Larry Corn, a resident of Scott City and a Vietnam veteran, would be the first to say his wartime experiences aren't anything to brag about.
"There were men over there who did a lot more than I did," said Corn, 66.
Corn, a Sikeston, Mo., native who served in Vietnam from 1968 to 1969 while in the U.S. Army, wasn't a Special Forces hero who came home with rows of medals on his chest. He didn't serve as an infantryman with plenty of stories to tell about intense combat situations. Instead, Corn served in military intelligence as an interrogation specialist, and while he downplays his service as uneventful compared to the thousands of men who bravely fought in Vietnam, he does have a story to tell.
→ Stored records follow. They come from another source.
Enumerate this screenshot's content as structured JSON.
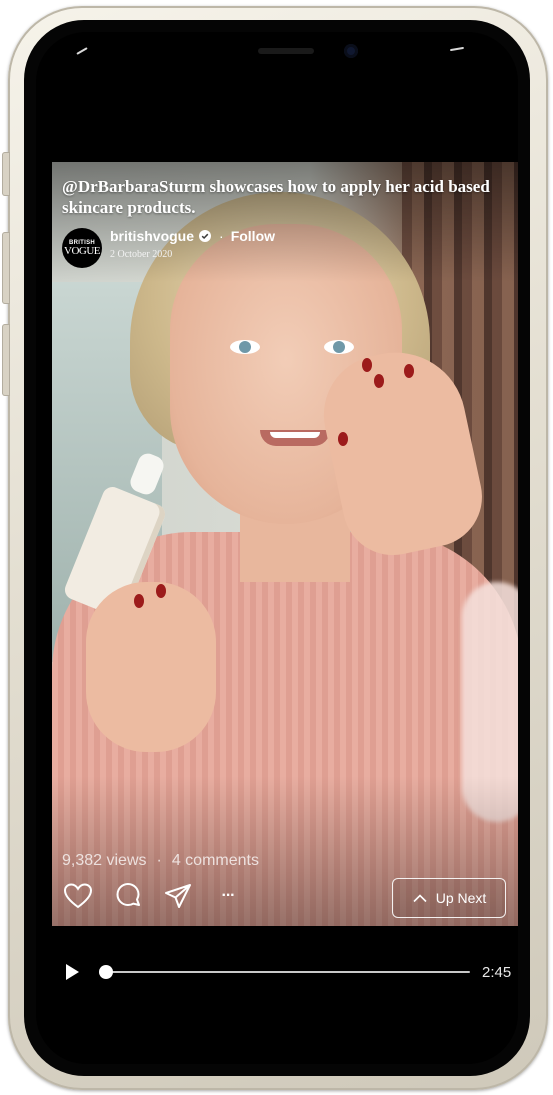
{
  "post": {
    "caption": "@DrBarbaraSturm showcases how to apply her acid based skincare products.",
    "avatar_brand_top": "BRITISH",
    "avatar_brand_bottom": "VOGUE",
    "username": "britishvogue",
    "separator": "·",
    "follow_label": "Follow",
    "date": "2 October 2020"
  },
  "stats": {
    "views": "9,382 views",
    "separator": "·",
    "comments": "4 comments"
  },
  "actions": {
    "icons": [
      "heart-icon",
      "comment-icon",
      "share-icon",
      "more-icon"
    ],
    "more_label": "···",
    "up_next_label": "Up Next"
  },
  "player": {
    "progress": 0.0,
    "duration": "2:45"
  },
  "colors": {
    "accent": "#ffffff",
    "verified": "#ffffff",
    "background": "#000000"
  }
}
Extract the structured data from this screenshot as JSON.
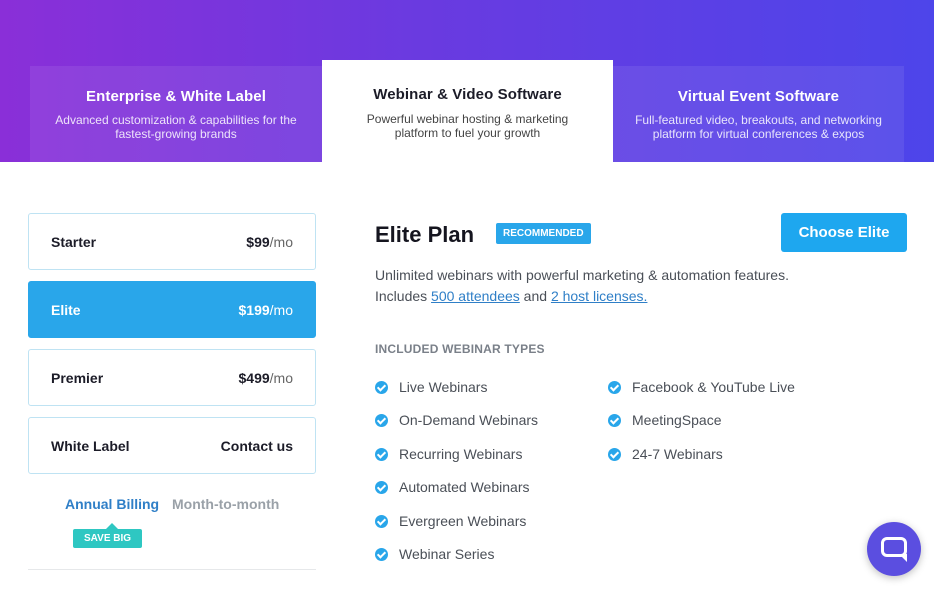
{
  "tabs": [
    {
      "title": "Enterprise & White Label",
      "desc": "Advanced customization & capabilities for the fastest-growing brands"
    },
    {
      "title": "Webinar & Video Software",
      "desc": "Powerful webinar hosting & marketing platform to fuel your growth"
    },
    {
      "title": "Virtual Event Software",
      "desc": "Full-featured video, breakouts, and networking platform for virtual conferences & expos"
    }
  ],
  "plans": [
    {
      "name": "Starter",
      "price": "$99",
      "per": "/mo"
    },
    {
      "name": "Elite",
      "price": "$199",
      "per": "/mo"
    },
    {
      "name": "Premier",
      "price": "$499",
      "per": "/mo"
    },
    {
      "name": "White Label",
      "price": "Contact us",
      "per": ""
    }
  ],
  "billing": {
    "annual": "Annual Billing",
    "monthly": "Month-to-month",
    "save_badge": "SAVE BIG"
  },
  "detail": {
    "title": "Elite Plan",
    "badge": "RECOMMENDED",
    "cta": "Choose Elite",
    "desc_line1": "Unlimited webinars with powerful marketing & automation features.",
    "desc_prefix": "Includes ",
    "attendees_link": "500 attendees",
    "desc_and": " and ",
    "hosts_link": "2 host licenses.",
    "types_heading": "INCLUDED WEBINAR TYPES",
    "types_col1": [
      "Live Webinars",
      "On-Demand Webinars",
      "Recurring Webinars",
      "Automated Webinars",
      "Evergreen Webinars",
      "Webinar Series"
    ],
    "types_col2": [
      "Facebook & YouTube Live",
      "MeetingSpace",
      "24-7 Webinars"
    ]
  },
  "colors": {
    "accent": "#29a6ea",
    "cta": "#1ea7ef",
    "badge_teal": "#2ec7c2",
    "hero_start": "#8a2fd8",
    "hero_end": "#4d45ea"
  },
  "icons": {
    "check": "check-circle-icon",
    "chat": "chat-bubble-icon"
  }
}
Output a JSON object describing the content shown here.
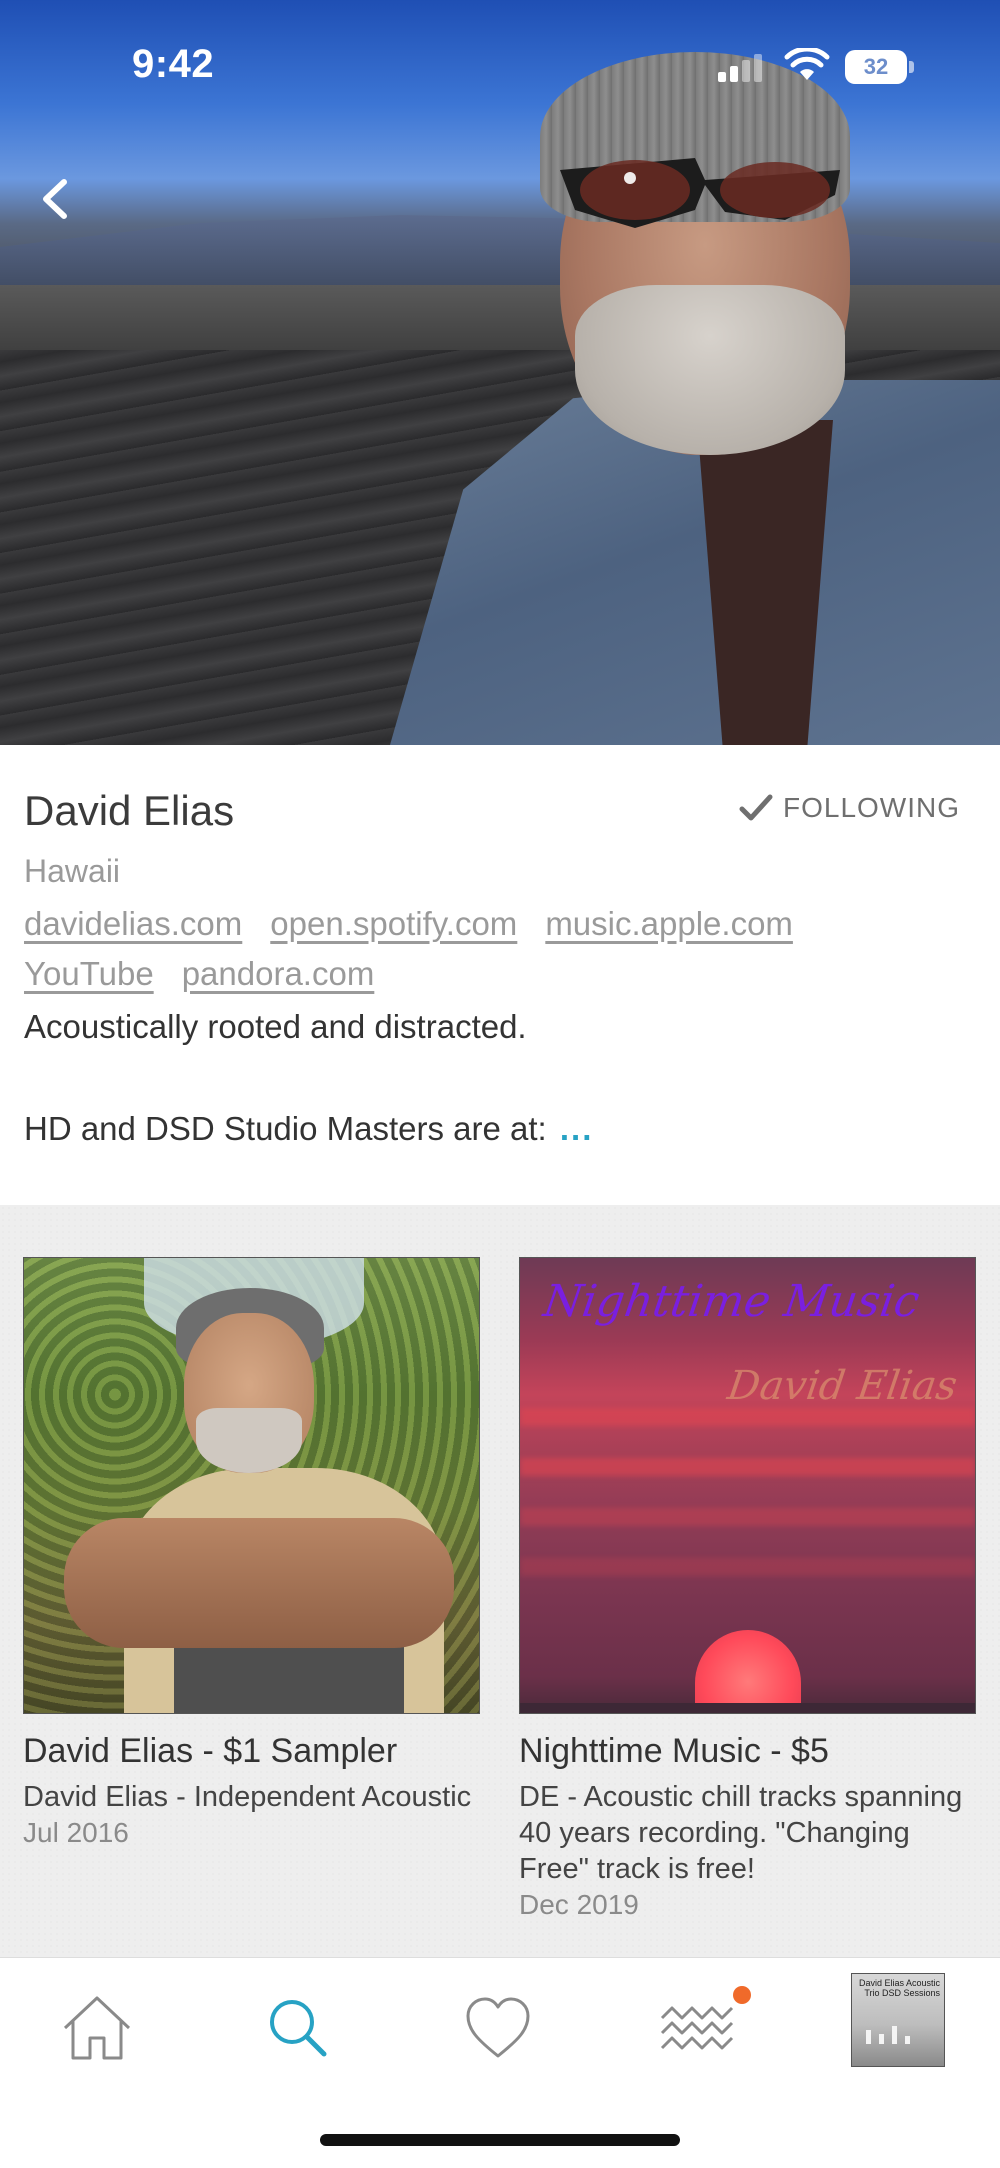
{
  "status_bar": {
    "time": "9:42",
    "battery": "32"
  },
  "profile": {
    "name": "David Elias",
    "follow_label": "FOLLOWING",
    "location": "Hawaii",
    "links": [
      "davidelias.com",
      "open.spotify.com",
      "music.apple.com",
      "YouTube",
      "pandora.com"
    ],
    "bio_line1": "Acoustically rooted and distracted.",
    "bio_line2": "HD and DSD Studio Masters are at:",
    "more": "..."
  },
  "releases": [
    {
      "title": "David Elias - $1 Sampler",
      "description": "David Elias - Independent Acoustic",
      "date": "Jul 2016"
    },
    {
      "title": "Nighttime Music - $5",
      "description": "DE - Acoustic chill tracks spanning 40 years recording. \"Changing Free\" track is free!",
      "date": "Dec 2019",
      "cover_title": "Nighttime Music",
      "cover_artist": "David Elias"
    }
  ],
  "tab_bar": {
    "items": [
      "home-icon",
      "search-icon",
      "heart-icon",
      "feed-icon"
    ],
    "now_playing_cover_text": "David Elias Acoustic Trio DSD Sessions"
  },
  "colors": {
    "accent": "#27a2c4",
    "notification_dot": "#f06a2a",
    "link_gray": "#9a9a9a"
  }
}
"I had a fairly usual childhood growing up in Sikeston," he said. "I worked part-time at a grocery store, and my father, B.G. Corn, was a Baptist minister. I was a typical preacher's kid, I guess. You try to be good but you fall out of Grace every now and then."
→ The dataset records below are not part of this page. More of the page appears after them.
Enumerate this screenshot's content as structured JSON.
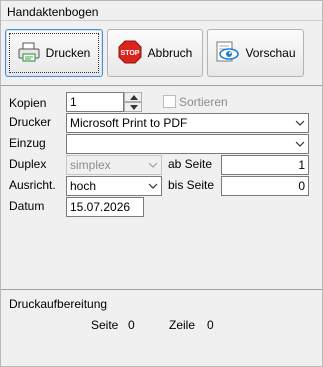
{
  "window": {
    "title": "Handaktenbogen"
  },
  "toolbar": {
    "print_label": "Drucken",
    "abort_label": "Abbruch",
    "stop_text": "STOP",
    "preview_label": "Vorschau"
  },
  "form": {
    "copies_label": "Kopien",
    "copies_value": "1",
    "sort_label": "Sortieren",
    "printer_label": "Drucker",
    "printer_value": "Microsoft Print to PDF",
    "tray_label": "Einzug",
    "tray_value": "",
    "duplex_label": "Duplex",
    "duplex_value": "simplex",
    "from_page_label": "ab Seite",
    "from_page_value": "1",
    "orientation_label": "Ausricht.",
    "orientation_value": "hoch",
    "to_page_label": "bis Seite",
    "to_page_value": "0",
    "date_label": "Datum",
    "date_value": "15.07.2026"
  },
  "status": {
    "heading": "Druckaufbereitung",
    "page_label": "Seite",
    "page_value": "0",
    "line_label": "Zeile",
    "line_value": "0"
  },
  "colors": {
    "accent_focus": "#4a8fd6",
    "stop_red": "#d9251d",
    "preview_blue": "#1f7fd4",
    "print_green": "#3ea04a"
  }
}
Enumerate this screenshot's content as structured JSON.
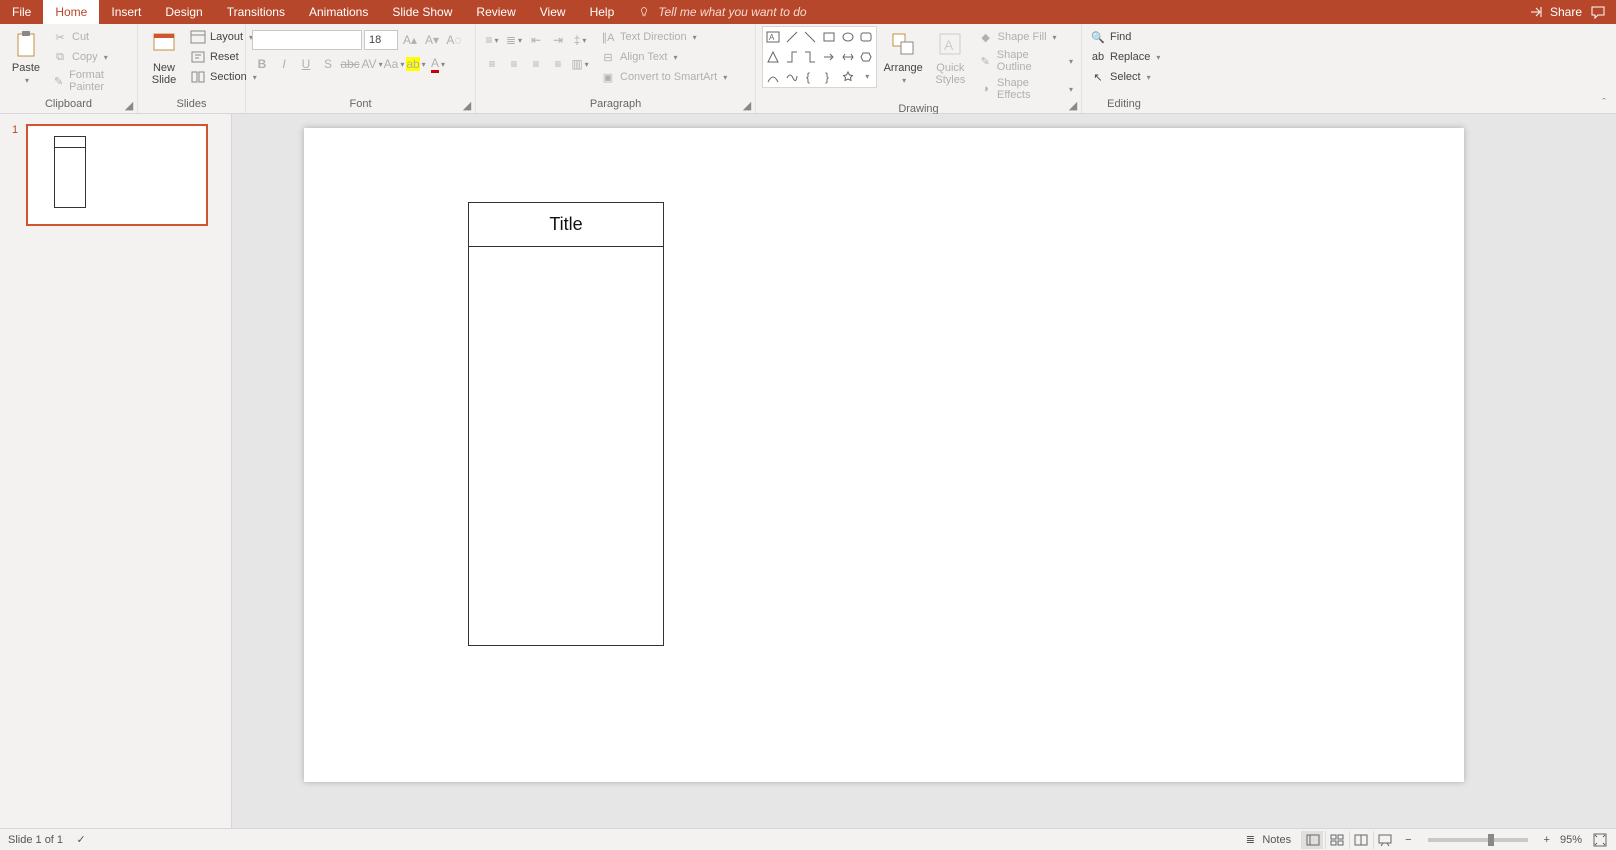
{
  "tabs": {
    "file": "File",
    "home": "Home",
    "insert": "Insert",
    "design": "Design",
    "transitions": "Transitions",
    "animations": "Animations",
    "slideshow": "Slide Show",
    "review": "Review",
    "view": "View",
    "help": "Help",
    "tellme": "Tell me what you want to do",
    "share": "Share"
  },
  "ribbon": {
    "clipboard": {
      "paste": "Paste",
      "cut": "Cut",
      "copy": "Copy",
      "format_painter": "Format Painter",
      "label": "Clipboard"
    },
    "slides": {
      "new_slide": "New\nSlide",
      "layout": "Layout",
      "reset": "Reset",
      "section": "Section",
      "label": "Slides"
    },
    "font": {
      "name_value": "",
      "size_value": "18",
      "label": "Font"
    },
    "paragraph": {
      "text_direction": "Text Direction",
      "align_text": "Align Text",
      "smartart": "Convert to SmartArt",
      "label": "Paragraph"
    },
    "drawing": {
      "arrange": "Arrange",
      "quick_styles": "Quick\nStyles",
      "shape_fill": "Shape Fill",
      "shape_outline": "Shape Outline",
      "shape_effects": "Shape Effects",
      "label": "Drawing"
    },
    "editing": {
      "find": "Find",
      "replace": "Replace",
      "select": "Select",
      "label": "Editing"
    }
  },
  "thumbnails": {
    "slide1_num": "1"
  },
  "slide": {
    "title_text": "Title"
  },
  "status": {
    "slide_of": "Slide 1 of 1",
    "notes": "Notes",
    "zoom": "95%"
  }
}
Corn graduated from Sikeston High School in 1965 and enrolled at Union University in Jackson, Tenn. With the military draft in effect at the time, Corn thought he would be safe from the draft while an undergraduate, but the Army had other ideas.
"After a couple of semesters, I got a notice that I was going to be drafted" he said. "It took me by surprise. I took the notice to the Army recruiter in Sikeston, and he was able to find me a noncombat role in intelligence. So I went ahead and enlisted for three years."
Corn enlisted in the Army in January 1967. After he completed basic training at Fort Leonard Wood, Mo., he was sent to Fort Holabird in Baltimore, Md., for training as an intelligence analyst and interrogation specialist.
"We were all green out of basic training and pushed into the different world of intelligence," he said. "For several weeks we learned about military structure and also the structure of the South Vietnamese Army. We also learned interrogation techniques."
The training was fairly simple, according to Corn. A two-man interrogation team would be in a room with a soldier who acted as a North Vietnamese or Viet Cong prisoner, and the team would practice their techniques on him.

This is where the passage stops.